I believe St Clair is a suburb of Sydney, in NSW.
yes, I agree; from all that I’m reading (but that might not be representative, as I don’t read the Oz newspapers etc.) prices are holding up pretty well except in some areas where there was way too much speculation (like Sydney apartments).
Yup.
Overall median prices for Sydney are down about 5% from the peak. Other major cities about the same, except Perth which is up something like 20% this calendar year (35% over the last 12 months).
Where I live (Canberra), house prices have just about recovered to peak levels, but apartments/condo’s are still down a little.
It’s really only the specuvestors that have been hurt.
“the bigger the boom ………the bigger the bust”
Netherlands +/- 1975-1980: 5-year, + 100% price runup.
Netherlands +/- 1980: 1.5 year, -40% price crash + high inflation; all gains erased in a few years.
Netherlands +/- 1992-2006: 15 year, +1000% price runup.
We need a -85% crash just to get back to the historical trendline.
Do you really believe that can happen?? All the Dutch banks and pension funds would be bankrupt long before that happens.
omment by steelietown
2006-08-20 13:48:12
But australia is an island, they’re not making any more land!
Oh, wait.
Crap.
An island almost as big as the United States!
With a fraction of the population of the U.S.A.!
Uh….
Dammit, is there no where this credit housing bubble hasn’t touched? >_
Dammit, is there no where this credit housing bubble hasn’t touched?
well, probably Germany … they had their own black hole to suck up all the easy money.
a bit more on the Australian scene
http://www.abc.net.au/worldtoday/content/2006/s1718206.htm
“He also said that if you look at the pattern of past recessions in Australia, they have almost always accompanied a global downturn, and essentially been precipitated by a serious failing in the wider world economy.”
Well, then, no worries, mate! The world economy is just grand, with no storm clouds on the horiz…

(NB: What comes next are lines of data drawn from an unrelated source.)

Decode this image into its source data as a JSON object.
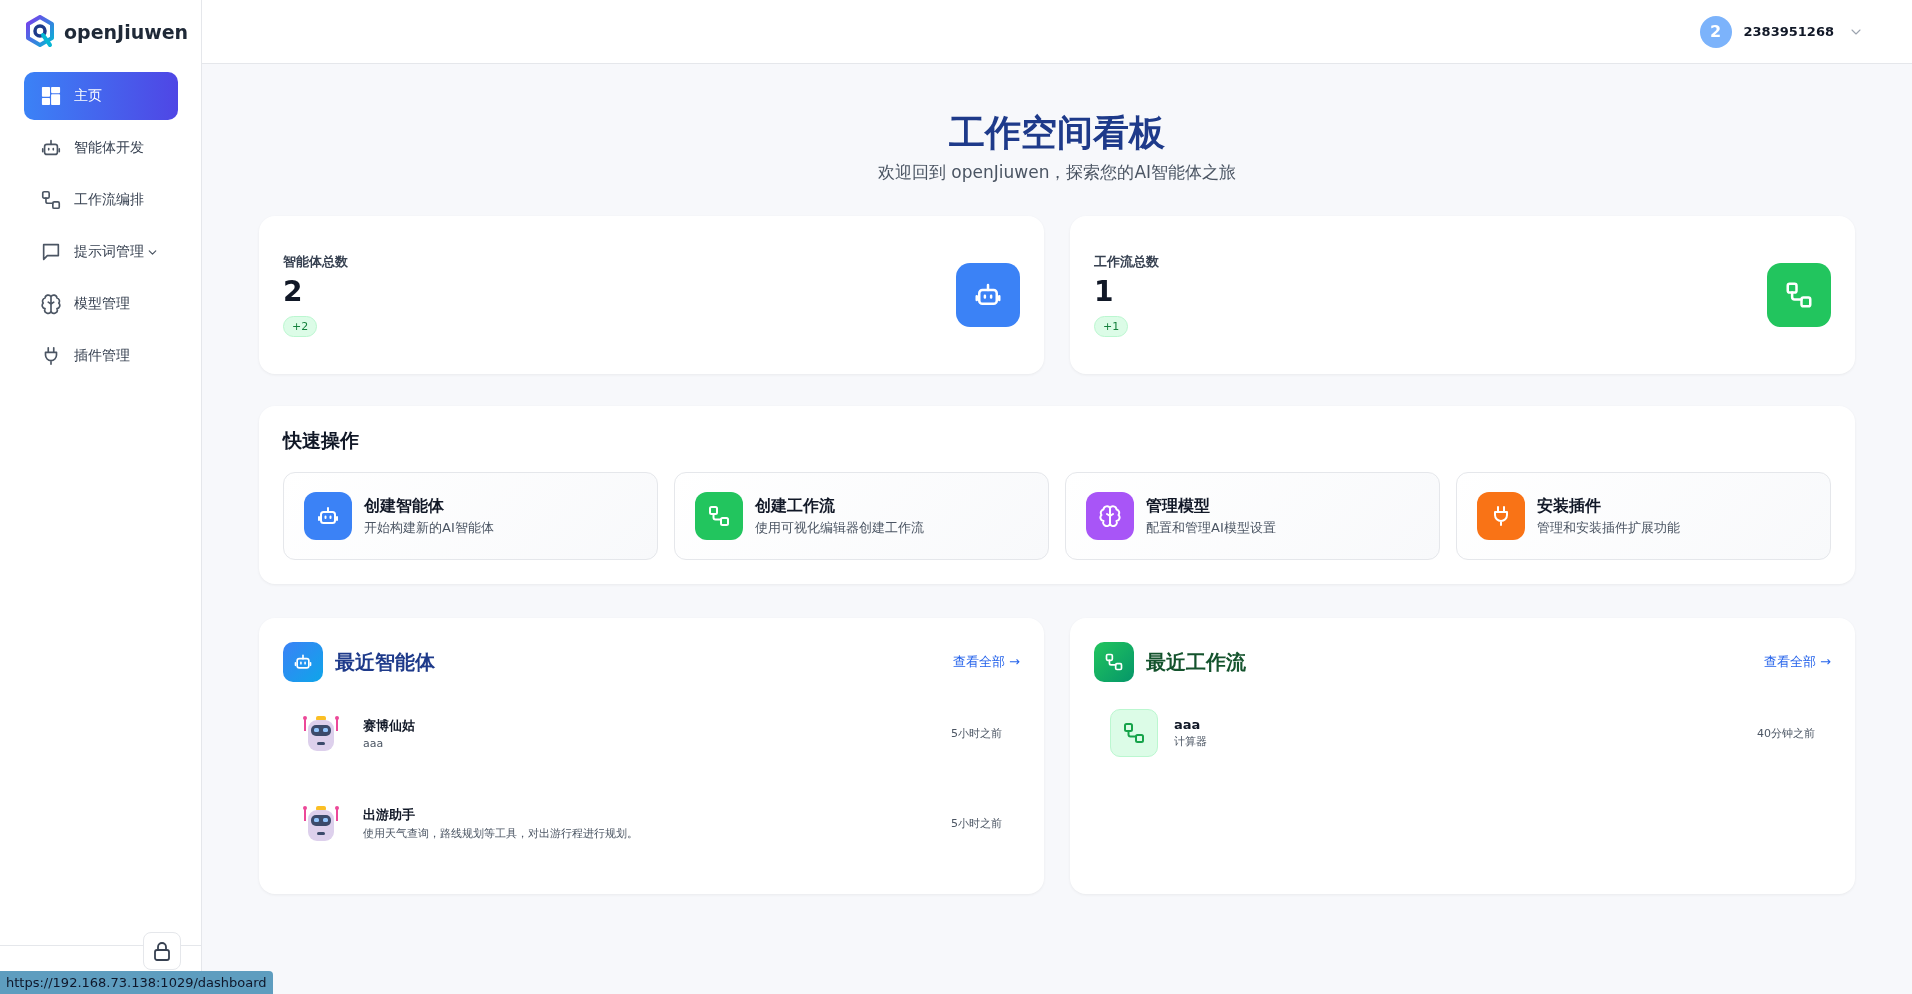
{
  "brand": "openJiuwen",
  "sidebar": {
    "items": [
      {
        "label": "主页",
        "kind": "link",
        "selected": true
      },
      {
        "label": "智能体开发",
        "kind": "link",
        "selected": false
      },
      {
        "label": "工作流编排",
        "kind": "link",
        "selected": false
      },
      {
        "label": "提示词管理",
        "kind": "group",
        "selected": false
      },
      {
        "label": "模型管理",
        "kind": "link",
        "selected": false
      },
      {
        "label": "插件管理",
        "kind": "link",
        "selected": false
      }
    ]
  },
  "user": {
    "avatar": "2",
    "name": "2383951268"
  },
  "header": {
    "title": "工作空间看板",
    "subtitle": "欢迎回到 openJiuwen，探索您的AI智能体之旅"
  },
  "stats": [
    {
      "label": "智能体总数",
      "value": "2",
      "delta": "+2",
      "color": "#3b82f6"
    },
    {
      "label": "工作流总数",
      "value": "1",
      "delta": "+1",
      "color": "#22c55e"
    }
  ],
  "quick_actions": {
    "title": "快速操作",
    "items": [
      {
        "title": "创建智能体",
        "description": "开始构建新的AI智能体",
        "color": "#3b82f6"
      },
      {
        "title": "创建工作流",
        "description": "使用可视化编辑器创建工作流",
        "color": "#22c55e"
      },
      {
        "title": "管理模型",
        "description": "配置和管理AI模型设置",
        "color": "#a855f7"
      },
      {
        "title": "安装插件",
        "description": "管理和安装插件扩展功能",
        "color": "#f97316"
      }
    ]
  },
  "recent": [
    {
      "kind": "agents",
      "title": "最近智能体",
      "link": "查看全部 →",
      "items": [
        {
          "name": "赛博仙姑",
          "description": "aaa",
          "time": "5小时之前"
        },
        {
          "name": "出游助手",
          "description": "使用天气查询，路线规划等工具，对出游行程进行规划。",
          "time": "5小时之前"
        }
      ]
    },
    {
      "kind": "workflows",
      "title": "最近工作流",
      "link": "查看全部 →",
      "items": [
        {
          "name": "aaa",
          "description": "计算器",
          "time": "40分钟之前"
        }
      ]
    }
  ],
  "status_url": "https://192.168.73.138:1029/dashboard"
}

I hope the Aussies save more than the Americans do, because there’s going to be some belt-tightening.
>been precipitated by a serious failing in the wider world economy
This Australia slump started in 2003, right? During the “deflation scare”? My point is that people here are reading too much into this; Australia is a LAGGING indicator, not a LEADING indicator.
Watch commodity prices - Australia is more dependent on them than your typical first world nation.

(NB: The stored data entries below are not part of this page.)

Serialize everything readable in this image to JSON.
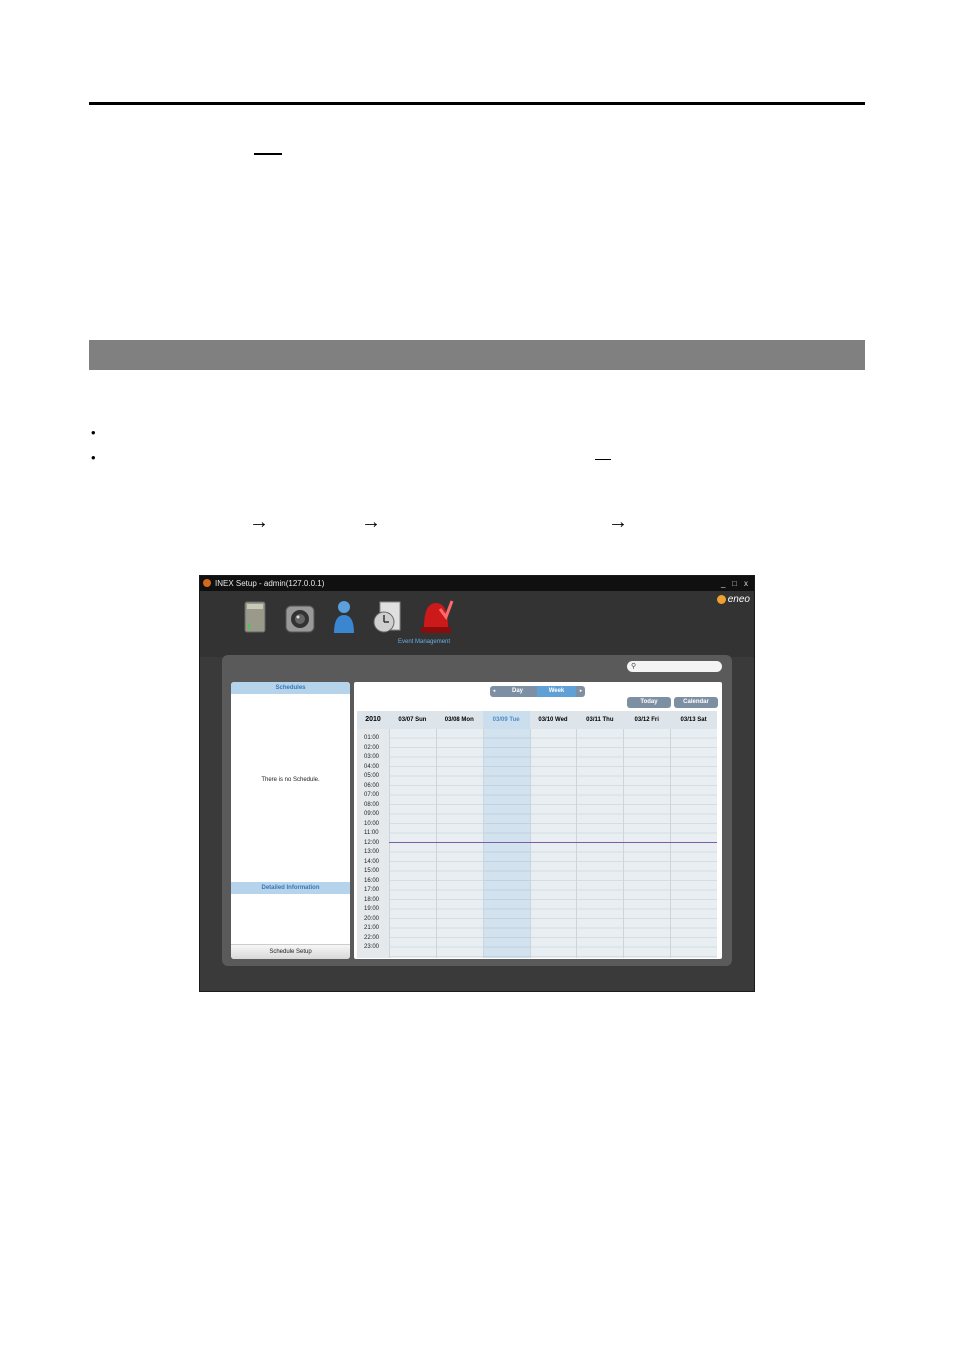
{
  "window": {
    "title": "INEX Setup - admin(127.0.0.1)",
    "controls": [
      "_",
      "□",
      "x"
    ],
    "brand": "eneo"
  },
  "toolbar": {
    "items": [
      {
        "icon": "server-icon"
      },
      {
        "icon": "camera-icon"
      },
      {
        "icon": "user-icon"
      },
      {
        "icon": "schedule-document-icon"
      },
      {
        "icon": "event-alarm-icon",
        "label": "Event Management"
      }
    ]
  },
  "left_panel": {
    "schedules_header": "Schedules",
    "empty_message": "There is no Schedule.",
    "detail_header": "Detailed Information",
    "setup_button": "Schedule Setup"
  },
  "view": {
    "day_label": "Day",
    "week_label": "Week",
    "today_label": "Today",
    "calendar_label": "Calendar"
  },
  "calendar": {
    "year": "2010",
    "days": [
      "03/07 Sun",
      "03/08 Mon",
      "03/09 Tue",
      "03/10 Wed",
      "03/11 Thu",
      "03/12 Fri",
      "03/13 Sat"
    ],
    "today_day": "03/09 Tue",
    "hours": [
      "01:00",
      "02:00",
      "03:00",
      "04:00",
      "05:00",
      "06:00",
      "07:00",
      "08:00",
      "09:00",
      "10:00",
      "11:00",
      "12:00",
      "13:00",
      "14:00",
      "15:00",
      "16:00",
      "17:00",
      "18:00",
      "19:00",
      "20:00",
      "21:00",
      "22:00",
      "23:00"
    ]
  },
  "colors": {
    "accent": "#5fa0d6",
    "header_bar": "#b5d3ea",
    "now_line": "#7b5ca8",
    "section_bar": "#808080"
  }
}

Australia was a few months ahead of the rest of the world going into the early 90s recession, it was hit hard by the slowdown in Japan.
I think they still have some residual momentum for now from the flush high commodity prices of recent years.

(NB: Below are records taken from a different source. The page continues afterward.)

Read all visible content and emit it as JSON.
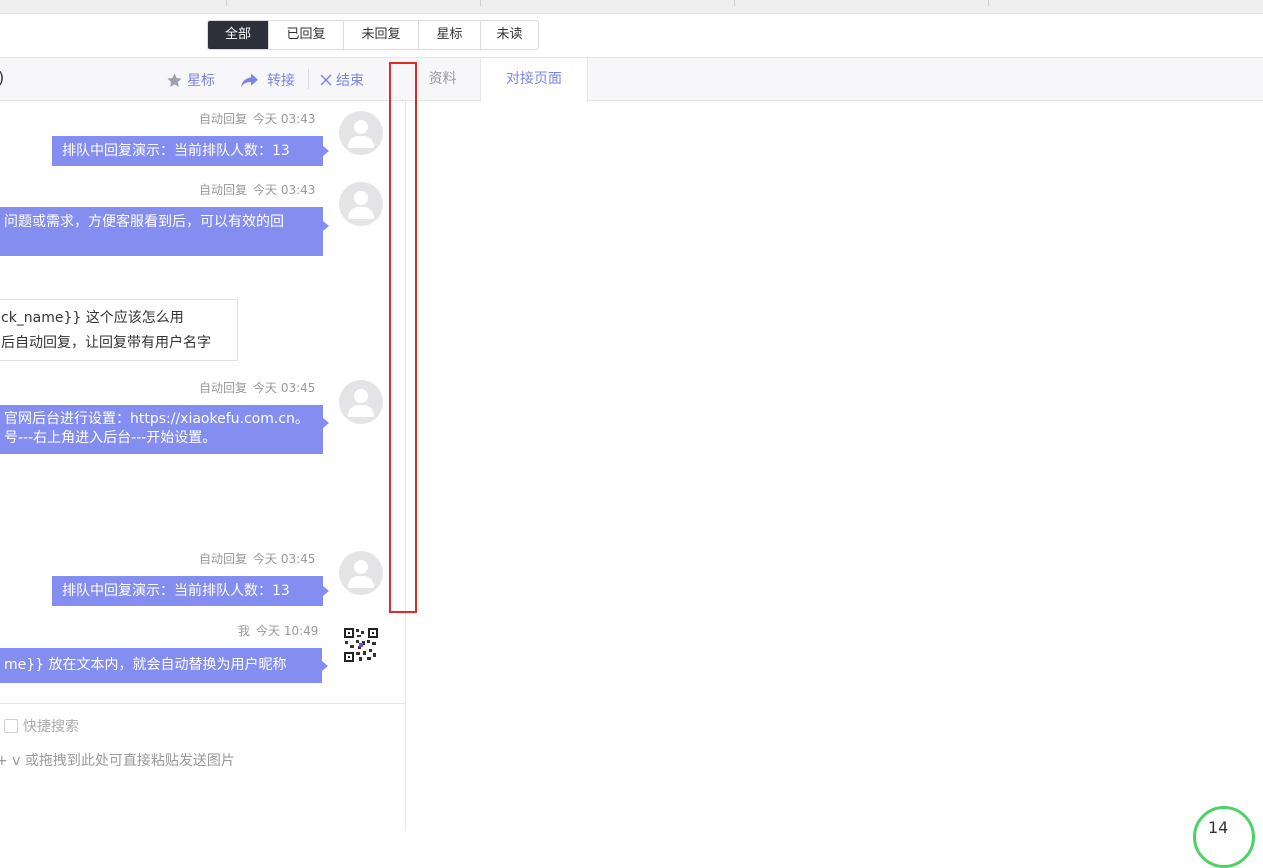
{
  "filter_tabs": [
    {
      "label": "全部",
      "active": true
    },
    {
      "label": "已回复",
      "active": false
    },
    {
      "label": "未回复",
      "active": false
    },
    {
      "label": "星标",
      "active": false
    },
    {
      "label": "未读",
      "active": false
    }
  ],
  "chat_header": {
    "title_fragment": ")",
    "star_label": "星标",
    "transfer_label": "转接",
    "end_label": "结束"
  },
  "right_tabs": {
    "info": "资料",
    "docking_page": "对接页面"
  },
  "messages": [
    {
      "sender": "自动回复",
      "time": "今天 03:43",
      "lines": [
        "排队中回复演示：当前排队人数：13"
      ]
    },
    {
      "sender": "自动回复",
      "time": "今天 03:43",
      "lines": [
        "问题或需求，方便客服看到后，可以有效的回",
        ""
      ]
    },
    {
      "sender": "",
      "time": "",
      "lines": [
        "ck_name}}   这个应该怎么用",
        "后自动回复，让回复带有用户名字"
      ]
    },
    {
      "sender": "自动回复",
      "time": "今天 03:45",
      "lines": [
        "官网后台进行设置：https://xiaokefu.com.cn。",
        "号---右上角进入后台---开始设置。"
      ]
    },
    {
      "sender": "自动回复",
      "time": "今天 03:45",
      "lines": [
        "排队中回复演示：当前排队人数：13"
      ]
    },
    {
      "sender": "我",
      "time": "今天 10:49",
      "lines": [
        "me}}    放在文本内，就会自动替换为用户昵称"
      ]
    }
  ],
  "input_area": {
    "quick_search_label": "快捷搜索",
    "paste_hint": "+ v 或拖拽到此处可直接粘贴发送图片"
  },
  "corner_widget": {
    "text": "14"
  },
  "colors": {
    "accent": "#848df0",
    "accent_text": "#7b86e8",
    "active_tab_bg": "#2d2f3b",
    "selection_box": "#e02a2a",
    "progress_ring": "#4cd366"
  }
}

Goverment debt is quite low but last I heard the personal savings rate was at US-like levels, pretty anemic.
Dont forget Australia market start to decline when govement imposed
fines on baring RE agents from the Industry on
dummy bids …
BTW- They were using Australia as example of Soft Landing last 2-3 months. Good example of Hardlanding down the road IMHO!
http://au.pfinance.yahoo.com/021011/1/26n.html
Victoria: Big fines for dummy bids
ADVERTISEMENT
New legislation to be introduced into Victorian Parliament today will provide for $24,000 fines for people engaging in dummy bidding at property auctions.
Real estate firms will face fines of up to $60,000 if their agents accept dummy bids, or $20,000 fines if they’re involved in overquoting or underquoting. The auctioneer will also be required to state when the vendor’s reserve price has been reached during an auction.
Agents and vendors will be required to agree on realistic prices prior to auctions and agents won’t be permitted to advertise properties below the prices stated in the sale contracts. The Department of Consumer Affairs will be notified if an agent regularly sells properties above contract of sale prices.